As the leaders greeted each other at the Filoli estate outside San Francisco, Biden said they had an obligation to ensure competition did not turn into conflict. Xi said that despite some “grave” problems, they should be “fully capable of rising above differences”.

“Planet Earth is big enough for the two countries to succeed,” Xi said.

China’s official state news agency Xinhua said the sides also agreed to establish a dialogue on AI and increase the number of commercial flights between their countries.

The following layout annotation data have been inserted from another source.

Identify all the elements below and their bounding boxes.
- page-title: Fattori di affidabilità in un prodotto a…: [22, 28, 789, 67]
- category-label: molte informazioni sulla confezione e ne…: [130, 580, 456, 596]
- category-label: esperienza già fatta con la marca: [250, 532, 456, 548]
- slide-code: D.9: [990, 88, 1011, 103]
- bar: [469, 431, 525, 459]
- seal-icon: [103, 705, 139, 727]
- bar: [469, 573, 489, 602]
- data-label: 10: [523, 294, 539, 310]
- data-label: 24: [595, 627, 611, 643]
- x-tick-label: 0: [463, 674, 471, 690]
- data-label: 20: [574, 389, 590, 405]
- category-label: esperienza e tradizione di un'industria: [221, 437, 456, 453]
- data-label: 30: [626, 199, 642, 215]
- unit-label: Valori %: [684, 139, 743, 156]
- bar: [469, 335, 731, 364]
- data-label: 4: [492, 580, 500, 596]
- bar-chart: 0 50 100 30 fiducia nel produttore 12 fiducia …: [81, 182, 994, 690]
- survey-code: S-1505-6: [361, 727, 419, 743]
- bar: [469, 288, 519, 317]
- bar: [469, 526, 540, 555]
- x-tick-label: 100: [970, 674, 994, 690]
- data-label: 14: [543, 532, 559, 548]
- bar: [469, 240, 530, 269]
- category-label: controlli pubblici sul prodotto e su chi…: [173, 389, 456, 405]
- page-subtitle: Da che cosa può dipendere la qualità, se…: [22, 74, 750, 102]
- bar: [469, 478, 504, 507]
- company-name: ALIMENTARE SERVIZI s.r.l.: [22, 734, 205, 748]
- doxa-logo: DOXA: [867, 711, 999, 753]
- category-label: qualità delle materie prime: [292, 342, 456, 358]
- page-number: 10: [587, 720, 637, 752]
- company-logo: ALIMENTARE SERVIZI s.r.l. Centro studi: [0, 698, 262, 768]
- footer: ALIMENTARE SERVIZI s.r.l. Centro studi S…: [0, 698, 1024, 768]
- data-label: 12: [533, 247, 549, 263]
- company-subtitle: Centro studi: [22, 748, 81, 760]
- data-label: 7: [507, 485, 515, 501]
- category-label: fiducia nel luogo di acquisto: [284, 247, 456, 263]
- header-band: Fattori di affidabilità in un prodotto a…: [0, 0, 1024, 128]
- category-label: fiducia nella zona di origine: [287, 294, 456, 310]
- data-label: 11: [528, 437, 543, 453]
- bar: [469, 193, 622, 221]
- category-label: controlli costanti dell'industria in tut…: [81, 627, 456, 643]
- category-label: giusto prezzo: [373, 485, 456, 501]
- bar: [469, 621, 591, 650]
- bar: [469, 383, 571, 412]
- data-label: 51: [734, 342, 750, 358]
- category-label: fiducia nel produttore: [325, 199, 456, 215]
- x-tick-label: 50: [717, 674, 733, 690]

Xinhua said Xi told Biden that the US president’s recent executive order restricting investment into China and sanctions “seriously damaged China’s legitimate interests”.

“Suppressing Chinese technology equates to containing China’s high-quality development and depriving the Chinese people of their right to development,” Xi said, expressing hope that the US would take action to provide fair treatment to Chinese companies.

He added that China had “no plans to surpass or replace the US, and the US should not intend to suppress or contain China”.

Biden said that while the countries had disagreements, Xi had always “been straight” with him.

But asked if he still viewed Xi as a “dictator” — a reference to a comment Biden made last year — he said the Chinese leader was a dictator “in a sense”, adding that Xi runs “a Communist country based on a form of government totally different than ours”.

At the leaders’ last in-person meeting a year ago, on the sidelines of the G20 summit in Indonesia, they agreed on the need to ensure that competition “did not veer into conflict”.

Those efforts were derailed three months later when a suspected Chinese spy balloon flew over North America and was shot down by the US military.

In recent months, the countries have renewed high-level engagement, including a visit to Beijing by US secretary of state Antony Blinken and a reciprocal trip to Washington by Chinese foreign minister Wang Yi.

Ahead of the summit, US officials stressed that while there would be some more agreements, the aim was to maintain top-level channels of communication to prevent misunderstandings and avoid conflict.

Daniel Russel, a former top US Asia official and vice-president at the Asia Society Policy Institute, said the fact that Xi had met Biden after a year of “giving Washington the silent treatment” was a “big improvement”.

“While it remains to be seen if there is follow-through by the Chinese, while there is no agreement on core issues, and while the intense competition will continue, a meeting like this helps prevent dangerous misunderstandings,” said Russel.